Humphries v. State
This text of 563 So. 2d 1124 (Humphries v. State) is published on Counsel Stack Legal Research, covering District Court of Appeal of Florida primary law. Counsel Stack provides free access to over 12 million legal documents including statutes, case law, regulations, and constitutions.
Opinion
Johnnie HUMPHRIES, Appellant,
v.
STATE of Florida, Appellee.
District Court of Appeal of Florida, Second District.
PER CURIAM.
Johnnie Humphries appeals the summary denial of his motion for postconviction relief.

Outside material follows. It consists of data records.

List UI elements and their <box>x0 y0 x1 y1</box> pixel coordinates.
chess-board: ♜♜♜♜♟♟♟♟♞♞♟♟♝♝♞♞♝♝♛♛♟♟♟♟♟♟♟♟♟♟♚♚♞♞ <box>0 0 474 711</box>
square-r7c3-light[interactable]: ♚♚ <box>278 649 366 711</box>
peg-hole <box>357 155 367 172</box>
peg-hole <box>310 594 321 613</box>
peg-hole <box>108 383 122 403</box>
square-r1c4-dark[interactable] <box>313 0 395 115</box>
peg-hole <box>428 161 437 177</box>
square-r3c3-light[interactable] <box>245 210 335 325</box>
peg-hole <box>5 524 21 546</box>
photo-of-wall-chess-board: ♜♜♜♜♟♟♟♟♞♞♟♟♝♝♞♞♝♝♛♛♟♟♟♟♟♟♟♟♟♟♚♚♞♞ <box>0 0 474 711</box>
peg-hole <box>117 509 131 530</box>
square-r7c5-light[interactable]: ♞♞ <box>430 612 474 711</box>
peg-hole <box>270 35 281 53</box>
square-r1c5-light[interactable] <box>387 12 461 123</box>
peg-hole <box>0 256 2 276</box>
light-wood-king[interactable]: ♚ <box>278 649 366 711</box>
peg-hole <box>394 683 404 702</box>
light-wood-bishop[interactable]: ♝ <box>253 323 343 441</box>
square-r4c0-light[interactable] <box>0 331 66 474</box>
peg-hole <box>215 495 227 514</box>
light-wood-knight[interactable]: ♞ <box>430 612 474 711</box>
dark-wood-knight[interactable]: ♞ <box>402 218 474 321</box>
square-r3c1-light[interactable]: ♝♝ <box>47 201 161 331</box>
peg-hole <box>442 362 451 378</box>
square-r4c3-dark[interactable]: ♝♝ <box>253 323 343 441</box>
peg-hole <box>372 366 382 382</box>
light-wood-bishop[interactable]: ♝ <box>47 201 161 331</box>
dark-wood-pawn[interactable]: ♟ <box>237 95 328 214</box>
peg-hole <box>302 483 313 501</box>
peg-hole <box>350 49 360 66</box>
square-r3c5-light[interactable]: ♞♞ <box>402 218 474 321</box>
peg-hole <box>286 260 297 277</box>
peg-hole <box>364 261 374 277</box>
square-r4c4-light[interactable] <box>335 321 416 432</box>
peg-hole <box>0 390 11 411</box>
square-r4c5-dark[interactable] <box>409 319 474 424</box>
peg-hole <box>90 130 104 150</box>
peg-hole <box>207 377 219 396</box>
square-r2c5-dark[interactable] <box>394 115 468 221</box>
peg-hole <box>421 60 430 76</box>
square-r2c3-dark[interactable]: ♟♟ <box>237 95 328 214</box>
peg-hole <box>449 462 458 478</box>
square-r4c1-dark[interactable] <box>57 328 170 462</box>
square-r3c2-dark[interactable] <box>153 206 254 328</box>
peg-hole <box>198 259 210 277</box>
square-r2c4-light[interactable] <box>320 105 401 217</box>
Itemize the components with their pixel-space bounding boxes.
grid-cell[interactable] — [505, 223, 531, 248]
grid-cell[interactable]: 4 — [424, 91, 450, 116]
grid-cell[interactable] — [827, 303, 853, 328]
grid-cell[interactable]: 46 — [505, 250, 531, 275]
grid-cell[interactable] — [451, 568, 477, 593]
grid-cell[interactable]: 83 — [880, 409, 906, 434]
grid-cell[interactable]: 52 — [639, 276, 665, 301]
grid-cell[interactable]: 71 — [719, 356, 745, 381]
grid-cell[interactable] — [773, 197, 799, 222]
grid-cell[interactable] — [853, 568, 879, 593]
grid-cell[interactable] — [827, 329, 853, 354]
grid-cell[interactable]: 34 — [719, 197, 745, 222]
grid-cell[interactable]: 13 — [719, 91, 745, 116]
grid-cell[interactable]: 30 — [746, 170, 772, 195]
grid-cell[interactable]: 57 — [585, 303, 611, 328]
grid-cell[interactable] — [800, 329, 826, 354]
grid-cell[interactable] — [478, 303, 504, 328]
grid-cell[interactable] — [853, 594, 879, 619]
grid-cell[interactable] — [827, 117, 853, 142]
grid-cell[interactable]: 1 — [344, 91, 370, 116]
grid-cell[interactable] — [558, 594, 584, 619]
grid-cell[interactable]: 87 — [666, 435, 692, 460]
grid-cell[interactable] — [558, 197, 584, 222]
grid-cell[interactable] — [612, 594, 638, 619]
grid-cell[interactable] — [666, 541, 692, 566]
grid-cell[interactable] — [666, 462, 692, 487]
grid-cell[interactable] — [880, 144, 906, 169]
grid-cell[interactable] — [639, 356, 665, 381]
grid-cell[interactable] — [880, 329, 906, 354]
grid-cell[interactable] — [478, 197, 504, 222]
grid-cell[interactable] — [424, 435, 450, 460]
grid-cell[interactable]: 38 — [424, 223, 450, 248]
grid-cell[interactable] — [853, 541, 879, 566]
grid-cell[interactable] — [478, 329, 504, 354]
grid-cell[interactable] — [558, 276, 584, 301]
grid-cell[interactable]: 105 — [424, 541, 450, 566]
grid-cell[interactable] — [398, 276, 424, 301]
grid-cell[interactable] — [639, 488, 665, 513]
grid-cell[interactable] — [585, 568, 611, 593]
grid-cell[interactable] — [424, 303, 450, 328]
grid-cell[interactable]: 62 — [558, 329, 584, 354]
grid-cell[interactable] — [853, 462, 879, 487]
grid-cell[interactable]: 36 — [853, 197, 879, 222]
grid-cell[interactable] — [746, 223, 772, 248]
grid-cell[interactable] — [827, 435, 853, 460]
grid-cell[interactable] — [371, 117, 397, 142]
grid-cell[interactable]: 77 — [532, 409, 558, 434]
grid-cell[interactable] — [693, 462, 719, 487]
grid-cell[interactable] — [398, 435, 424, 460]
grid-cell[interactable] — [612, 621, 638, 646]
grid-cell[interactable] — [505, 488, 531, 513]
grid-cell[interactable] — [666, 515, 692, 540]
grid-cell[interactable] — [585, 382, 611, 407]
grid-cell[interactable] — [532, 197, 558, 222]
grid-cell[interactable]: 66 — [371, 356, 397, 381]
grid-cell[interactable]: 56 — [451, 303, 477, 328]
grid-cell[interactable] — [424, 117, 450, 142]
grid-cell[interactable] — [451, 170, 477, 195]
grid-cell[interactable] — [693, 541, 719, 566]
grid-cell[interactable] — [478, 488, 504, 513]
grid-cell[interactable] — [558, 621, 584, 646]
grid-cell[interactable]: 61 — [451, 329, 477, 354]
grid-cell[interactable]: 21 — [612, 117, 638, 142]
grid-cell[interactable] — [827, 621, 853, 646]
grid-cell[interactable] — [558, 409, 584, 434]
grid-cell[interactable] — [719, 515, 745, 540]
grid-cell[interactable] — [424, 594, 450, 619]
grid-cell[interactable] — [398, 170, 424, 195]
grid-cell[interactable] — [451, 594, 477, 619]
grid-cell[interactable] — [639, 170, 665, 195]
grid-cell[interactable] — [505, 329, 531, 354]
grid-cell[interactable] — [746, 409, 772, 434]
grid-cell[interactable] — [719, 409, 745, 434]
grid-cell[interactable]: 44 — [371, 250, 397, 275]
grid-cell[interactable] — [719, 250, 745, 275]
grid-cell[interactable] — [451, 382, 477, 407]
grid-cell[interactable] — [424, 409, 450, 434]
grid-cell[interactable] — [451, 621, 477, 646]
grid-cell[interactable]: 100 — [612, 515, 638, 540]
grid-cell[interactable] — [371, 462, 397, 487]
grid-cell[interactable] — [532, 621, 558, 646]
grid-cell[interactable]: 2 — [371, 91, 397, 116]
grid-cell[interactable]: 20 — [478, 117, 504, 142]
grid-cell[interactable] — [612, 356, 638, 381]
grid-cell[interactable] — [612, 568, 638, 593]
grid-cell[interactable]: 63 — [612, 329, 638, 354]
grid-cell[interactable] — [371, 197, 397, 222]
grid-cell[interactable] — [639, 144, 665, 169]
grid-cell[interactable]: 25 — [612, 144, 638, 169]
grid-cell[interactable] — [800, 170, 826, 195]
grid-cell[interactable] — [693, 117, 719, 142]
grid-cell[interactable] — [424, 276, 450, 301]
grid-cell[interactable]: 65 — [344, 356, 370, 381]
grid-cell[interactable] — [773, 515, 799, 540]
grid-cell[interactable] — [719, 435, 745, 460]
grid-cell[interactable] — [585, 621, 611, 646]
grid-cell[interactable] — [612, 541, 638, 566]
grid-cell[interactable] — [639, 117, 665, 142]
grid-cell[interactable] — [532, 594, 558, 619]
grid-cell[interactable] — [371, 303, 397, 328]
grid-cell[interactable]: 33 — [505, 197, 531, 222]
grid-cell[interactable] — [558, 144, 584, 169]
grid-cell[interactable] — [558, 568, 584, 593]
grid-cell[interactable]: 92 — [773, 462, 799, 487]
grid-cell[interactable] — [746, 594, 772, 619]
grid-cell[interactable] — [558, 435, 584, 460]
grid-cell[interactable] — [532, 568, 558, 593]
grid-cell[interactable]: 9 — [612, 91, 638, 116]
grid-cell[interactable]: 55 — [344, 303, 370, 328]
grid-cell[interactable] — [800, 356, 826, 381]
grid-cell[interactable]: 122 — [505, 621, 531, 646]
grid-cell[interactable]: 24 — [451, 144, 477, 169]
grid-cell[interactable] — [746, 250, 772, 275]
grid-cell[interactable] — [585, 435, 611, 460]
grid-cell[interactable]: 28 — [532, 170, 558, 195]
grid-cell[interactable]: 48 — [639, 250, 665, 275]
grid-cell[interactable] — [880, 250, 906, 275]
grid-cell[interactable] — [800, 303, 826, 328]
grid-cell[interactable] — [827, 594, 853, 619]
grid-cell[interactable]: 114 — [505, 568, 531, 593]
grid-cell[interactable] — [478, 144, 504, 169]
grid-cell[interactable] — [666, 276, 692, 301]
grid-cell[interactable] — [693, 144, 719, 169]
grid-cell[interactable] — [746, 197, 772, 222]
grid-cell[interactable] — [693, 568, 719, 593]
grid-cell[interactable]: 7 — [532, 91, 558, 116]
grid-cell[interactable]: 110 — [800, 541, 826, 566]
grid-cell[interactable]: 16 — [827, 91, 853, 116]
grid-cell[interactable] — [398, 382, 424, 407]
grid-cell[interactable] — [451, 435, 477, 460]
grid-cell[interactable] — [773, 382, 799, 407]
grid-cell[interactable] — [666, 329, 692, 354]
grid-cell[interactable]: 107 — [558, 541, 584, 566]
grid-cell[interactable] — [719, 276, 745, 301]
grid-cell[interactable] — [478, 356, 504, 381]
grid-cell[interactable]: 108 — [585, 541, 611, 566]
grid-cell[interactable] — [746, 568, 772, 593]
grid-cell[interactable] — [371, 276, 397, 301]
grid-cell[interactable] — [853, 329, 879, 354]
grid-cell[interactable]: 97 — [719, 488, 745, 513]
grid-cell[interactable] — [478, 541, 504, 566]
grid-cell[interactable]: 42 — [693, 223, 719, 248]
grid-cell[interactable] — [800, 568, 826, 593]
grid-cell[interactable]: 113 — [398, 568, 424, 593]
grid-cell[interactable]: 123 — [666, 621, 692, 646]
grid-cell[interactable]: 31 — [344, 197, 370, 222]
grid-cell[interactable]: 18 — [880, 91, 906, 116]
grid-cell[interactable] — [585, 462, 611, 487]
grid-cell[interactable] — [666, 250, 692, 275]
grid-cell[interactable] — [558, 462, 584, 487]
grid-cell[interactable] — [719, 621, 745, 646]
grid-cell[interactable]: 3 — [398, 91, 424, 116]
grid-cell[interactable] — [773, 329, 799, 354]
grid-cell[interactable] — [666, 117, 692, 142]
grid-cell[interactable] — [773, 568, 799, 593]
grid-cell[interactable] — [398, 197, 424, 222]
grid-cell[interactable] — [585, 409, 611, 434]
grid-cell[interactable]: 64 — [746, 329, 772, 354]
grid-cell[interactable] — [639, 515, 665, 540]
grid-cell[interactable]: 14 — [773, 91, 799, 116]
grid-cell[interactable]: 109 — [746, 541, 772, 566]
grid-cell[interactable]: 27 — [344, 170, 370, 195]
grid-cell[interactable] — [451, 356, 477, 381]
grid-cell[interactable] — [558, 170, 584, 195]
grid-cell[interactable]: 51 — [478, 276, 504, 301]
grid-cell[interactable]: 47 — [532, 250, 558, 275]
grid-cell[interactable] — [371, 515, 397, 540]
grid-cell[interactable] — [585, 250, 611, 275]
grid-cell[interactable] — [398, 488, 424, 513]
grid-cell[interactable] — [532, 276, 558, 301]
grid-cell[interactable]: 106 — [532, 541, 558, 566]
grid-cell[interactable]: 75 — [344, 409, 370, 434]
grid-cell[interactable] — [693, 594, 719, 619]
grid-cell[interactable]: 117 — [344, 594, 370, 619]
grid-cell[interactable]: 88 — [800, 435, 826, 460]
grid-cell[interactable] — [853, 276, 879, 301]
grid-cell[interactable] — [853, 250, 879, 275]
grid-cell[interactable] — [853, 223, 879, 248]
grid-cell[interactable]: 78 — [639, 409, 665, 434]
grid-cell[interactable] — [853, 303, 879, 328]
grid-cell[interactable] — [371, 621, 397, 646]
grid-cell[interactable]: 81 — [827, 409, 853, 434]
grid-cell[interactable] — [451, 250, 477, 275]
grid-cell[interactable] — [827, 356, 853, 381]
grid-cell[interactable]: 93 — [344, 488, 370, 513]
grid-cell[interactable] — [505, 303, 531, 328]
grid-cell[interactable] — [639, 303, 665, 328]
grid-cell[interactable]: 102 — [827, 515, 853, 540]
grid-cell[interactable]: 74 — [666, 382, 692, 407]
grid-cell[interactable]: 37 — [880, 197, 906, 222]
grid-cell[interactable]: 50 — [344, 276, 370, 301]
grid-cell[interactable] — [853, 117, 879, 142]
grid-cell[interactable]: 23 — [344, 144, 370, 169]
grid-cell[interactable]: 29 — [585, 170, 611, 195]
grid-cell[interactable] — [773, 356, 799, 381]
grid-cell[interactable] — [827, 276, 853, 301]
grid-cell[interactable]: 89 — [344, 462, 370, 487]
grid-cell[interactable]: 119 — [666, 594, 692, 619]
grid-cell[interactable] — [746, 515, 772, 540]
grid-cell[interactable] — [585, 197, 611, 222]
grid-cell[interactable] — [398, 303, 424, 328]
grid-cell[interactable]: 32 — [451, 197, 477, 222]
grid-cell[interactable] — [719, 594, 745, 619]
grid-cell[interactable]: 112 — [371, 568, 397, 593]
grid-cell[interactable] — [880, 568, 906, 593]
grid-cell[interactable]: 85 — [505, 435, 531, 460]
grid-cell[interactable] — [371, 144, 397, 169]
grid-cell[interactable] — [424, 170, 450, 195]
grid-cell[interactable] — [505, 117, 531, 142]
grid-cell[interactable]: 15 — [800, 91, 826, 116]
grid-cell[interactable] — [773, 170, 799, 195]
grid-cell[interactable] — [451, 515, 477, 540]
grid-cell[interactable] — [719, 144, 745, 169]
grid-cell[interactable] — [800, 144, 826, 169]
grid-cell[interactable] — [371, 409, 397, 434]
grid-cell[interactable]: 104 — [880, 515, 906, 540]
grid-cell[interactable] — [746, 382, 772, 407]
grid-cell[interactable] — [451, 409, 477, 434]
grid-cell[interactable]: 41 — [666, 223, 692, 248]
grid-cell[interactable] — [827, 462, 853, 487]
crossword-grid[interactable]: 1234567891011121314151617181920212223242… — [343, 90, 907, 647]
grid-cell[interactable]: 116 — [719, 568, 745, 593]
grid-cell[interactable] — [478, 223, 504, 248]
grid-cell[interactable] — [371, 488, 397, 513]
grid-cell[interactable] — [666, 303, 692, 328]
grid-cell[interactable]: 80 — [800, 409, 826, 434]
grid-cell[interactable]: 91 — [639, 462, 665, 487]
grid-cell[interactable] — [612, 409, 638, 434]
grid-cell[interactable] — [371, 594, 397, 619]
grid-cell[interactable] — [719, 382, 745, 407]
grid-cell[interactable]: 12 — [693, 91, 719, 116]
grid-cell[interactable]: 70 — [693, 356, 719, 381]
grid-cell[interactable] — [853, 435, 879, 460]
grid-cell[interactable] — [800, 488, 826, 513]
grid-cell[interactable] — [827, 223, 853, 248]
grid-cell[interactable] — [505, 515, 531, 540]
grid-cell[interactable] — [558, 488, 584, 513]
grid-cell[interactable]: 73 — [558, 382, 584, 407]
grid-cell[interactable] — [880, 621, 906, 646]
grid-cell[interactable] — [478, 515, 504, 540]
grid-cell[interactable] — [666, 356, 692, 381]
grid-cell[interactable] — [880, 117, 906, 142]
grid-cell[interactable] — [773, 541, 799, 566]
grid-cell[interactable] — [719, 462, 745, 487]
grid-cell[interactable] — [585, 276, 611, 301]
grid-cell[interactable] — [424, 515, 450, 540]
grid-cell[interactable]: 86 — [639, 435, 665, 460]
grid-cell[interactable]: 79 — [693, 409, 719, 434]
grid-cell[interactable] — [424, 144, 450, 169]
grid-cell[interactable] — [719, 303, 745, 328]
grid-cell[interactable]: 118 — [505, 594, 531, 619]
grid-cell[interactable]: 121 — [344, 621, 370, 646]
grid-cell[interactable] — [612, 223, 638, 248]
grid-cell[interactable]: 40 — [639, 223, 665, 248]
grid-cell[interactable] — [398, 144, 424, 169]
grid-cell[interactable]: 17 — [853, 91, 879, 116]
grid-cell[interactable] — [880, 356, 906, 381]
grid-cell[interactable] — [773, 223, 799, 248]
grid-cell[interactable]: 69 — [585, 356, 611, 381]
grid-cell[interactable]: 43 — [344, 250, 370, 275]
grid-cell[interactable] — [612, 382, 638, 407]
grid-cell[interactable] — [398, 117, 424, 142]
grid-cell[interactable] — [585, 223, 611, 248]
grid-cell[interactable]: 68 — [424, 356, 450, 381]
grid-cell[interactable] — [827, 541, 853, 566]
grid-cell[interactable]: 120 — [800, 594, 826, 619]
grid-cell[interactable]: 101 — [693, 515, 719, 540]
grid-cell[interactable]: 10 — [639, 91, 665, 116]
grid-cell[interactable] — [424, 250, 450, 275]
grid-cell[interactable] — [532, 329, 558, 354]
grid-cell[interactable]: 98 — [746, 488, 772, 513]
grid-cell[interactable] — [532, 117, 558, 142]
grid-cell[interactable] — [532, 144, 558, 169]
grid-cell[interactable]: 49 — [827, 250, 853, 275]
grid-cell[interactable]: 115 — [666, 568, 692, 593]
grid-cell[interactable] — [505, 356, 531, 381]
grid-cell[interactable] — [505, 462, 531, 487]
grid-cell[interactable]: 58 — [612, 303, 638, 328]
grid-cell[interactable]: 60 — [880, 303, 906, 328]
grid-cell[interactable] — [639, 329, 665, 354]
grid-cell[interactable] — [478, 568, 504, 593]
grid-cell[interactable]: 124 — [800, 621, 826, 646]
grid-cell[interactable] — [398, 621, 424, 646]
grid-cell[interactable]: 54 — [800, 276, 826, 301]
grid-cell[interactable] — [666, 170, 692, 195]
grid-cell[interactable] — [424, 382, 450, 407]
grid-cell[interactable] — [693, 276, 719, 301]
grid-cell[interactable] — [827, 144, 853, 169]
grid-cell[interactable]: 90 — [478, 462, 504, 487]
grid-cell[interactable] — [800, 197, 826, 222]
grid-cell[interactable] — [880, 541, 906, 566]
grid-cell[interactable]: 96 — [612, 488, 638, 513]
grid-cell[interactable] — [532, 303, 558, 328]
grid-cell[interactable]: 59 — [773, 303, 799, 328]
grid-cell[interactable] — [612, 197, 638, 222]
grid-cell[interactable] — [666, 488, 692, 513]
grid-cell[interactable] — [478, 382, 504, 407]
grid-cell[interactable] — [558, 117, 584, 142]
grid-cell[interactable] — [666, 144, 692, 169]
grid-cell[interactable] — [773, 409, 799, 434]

Humphries claims that he was offered, and agreed to, a plea bargain calling for a maximum sentence of seven years. In fact, he received a seventeen-year sentence. If these allegations are true Humphries might be entitled to withdraw the plea. See, e.g., Bullard v. State, 477 So.2d 655 (Fla. 2d DCA 1985). The trial court, in its order denying the motion, correctly states that a plea offer from the state is not binding upon the trial judge. Lepper v. State, 451 So.2d 1020 (Fla. 1st DCA 1984). However, while a defendant may have no right to enforce a plea bargain, once the court determines it cannot accept the agreement it should permit the defendant to withdraw the plea if he so desires. Devard v. State, 504 So.2d 28 (Fla. 2d DCA 1987). Otherwise the voluntariness of any plea entered in reliance upon the offer may be undercut.
The trial court's order fails to include attachments from the record sufficient to refute Humphries's motion. Accordingly, we remand this case for further proceedings in accordance with Florida Rule of Criminal Procedure 3.850.
Reversed.
SCHOONOVER, C.J., and FRANK and ALTENBERND, JJ., concur.